Если бы это происходило в рассказе Зингера, толстуха в санях знала бы душераздирающую сендзишовскую историю. И уж наверняка бы слышала о дедушке Мейере и бабушке Мине, чья судьба стала местной легендой, с волнением передаваемой из уст в уста. Но снег шел, и сани катили, и Зильберман рассказывала свои байки очень давно, ДО ВСЕГО. Зеленое кресло еще стояло в столовой, дедушка спокойно кашлял, и никакой истории еще не было.

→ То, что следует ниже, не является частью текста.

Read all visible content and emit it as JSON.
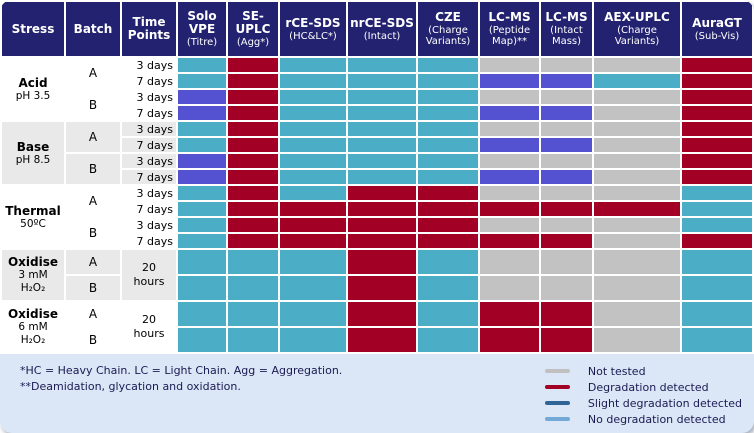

Если бы это происходило у Зингера, о бабушке Мине и дедушке Мейере могла бы рассказать тетя Ентл, та самая, в чепце, украшенном стеклярусом и отделанном лентами – желтой, красной, зеленой и белой. Она обожала удивительные и жуткие истории: про князя, который жег черные свечи и жил с женщиной-демоном, про рыжую Дашу, которую хам-учитель отхлестал ремнем… Но это были самые ужасные происшествия из тех, о которых тетя Ентл слыхала. Про бабушку Мину, которую – в награду – убили последней, Зингер не писал. Он боялся касаться Холокоста. Даже нечистые духи, демоны, дибуки, упыри и черти из его рассказов боялись. Они не заглядывали в ад, выстланный ковром, с зеленым бархатным креслом на почетном месте.